Through this structure, we can also see how the VC is layout this Object.
Seeing this, maybe you have to blame a breath, mother, a type conversion wants to have this trouble? I will write PBASE = PFINAL directly? Congratulations, I haven't been fooled, I haven't been thrown, haha. In fact you When writing the row of statements, the compiler will help you do this conversion, about generating the following code.
MOV EAX, [PFINAL]; Final Address Mov ECX, [EAX]; VBTable Address * (INT *) (PFINAL PDISP) MOV EDX, EAX; Save to Edx Add Edx, [ECX 4]; ECX 4 IS ( * (int *) (PFINAL PDISP) VDISP) MOV [PBASE], EDX; EDX = PFINAL MDISP * (INT *) (PFINAL PDISP) VDISP) PDISP; Here MDISP = 0, PDISP = 0, VDISP = 4 Maybe you have to say, what do I want to do? Direct conversion when I want to convert, the compiler will help, indeed, most of the time, However, at some point, it is not this, now you have to implement a function, enter a pointer, enter a _pmd structure, you have to implement an AdjustPointer function to generate another pointer. This time you can only complete this. Because I didn't give you the names of the two pointers, I haven't used the name of your string form. Oh .... You may say that there is something, it is true, template can realize this Function, huh .. This will not discuss specific implementation details. Maybe you have to ask, when you will achieve this, there is no function, in fact, this function is really existing, just not by you To achieve, but MS people are implemented, you only write a program with C exceptions, use the IDA to disassemble, then find the function, you can find this function, he used to create a Catch in an exception handling What is needed. As for this detailed information, please look forward to it. I will write the fastest to how the VC implements the C exception.

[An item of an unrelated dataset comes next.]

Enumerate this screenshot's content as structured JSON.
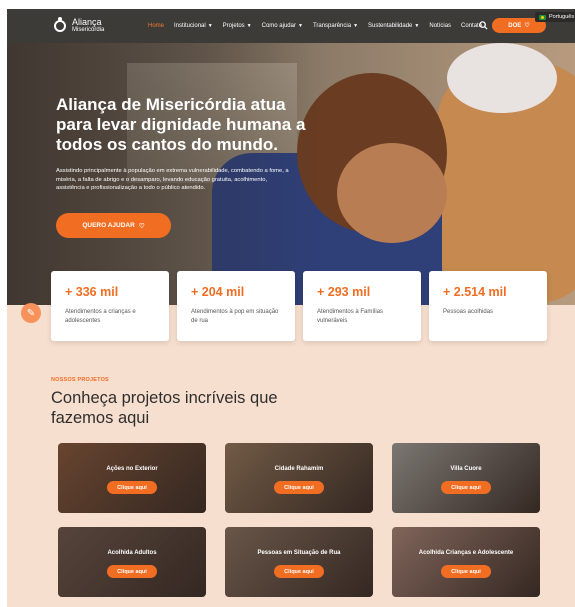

Finally, let's talk about the way the _pmd structure. Don't surprise, the method is more trouble, such as I want to know the _pmd information related to the cfinal class, first new work, write the statement like throw pfinal, compile In this statement, set breakpoints, run, go to disassembly, enter __cxxthrowexception @ 8 functions, this time you can't read something called PTHROWInfo (if you can't see, please open "display symbol name "Options), enter PTHROWINFO in the Watch window, expand him, see a PcatchabletypeArray, record the value of his ncacthabletypes, then enter in Watch
pThrowInfo-> pCatchableTypeArray-> arrayOfCatchableTypes [0] to pThrowInfo-> pCatchableTypeArray-> arrayOfCatchableTypes [n], n is 1 minus the value you just recorded, and then expand them, you can see a thisDisplacement of data, it is to continue mdisp Wait, it is very trouble. Ha .. You have guessed, this is related to abnormalities.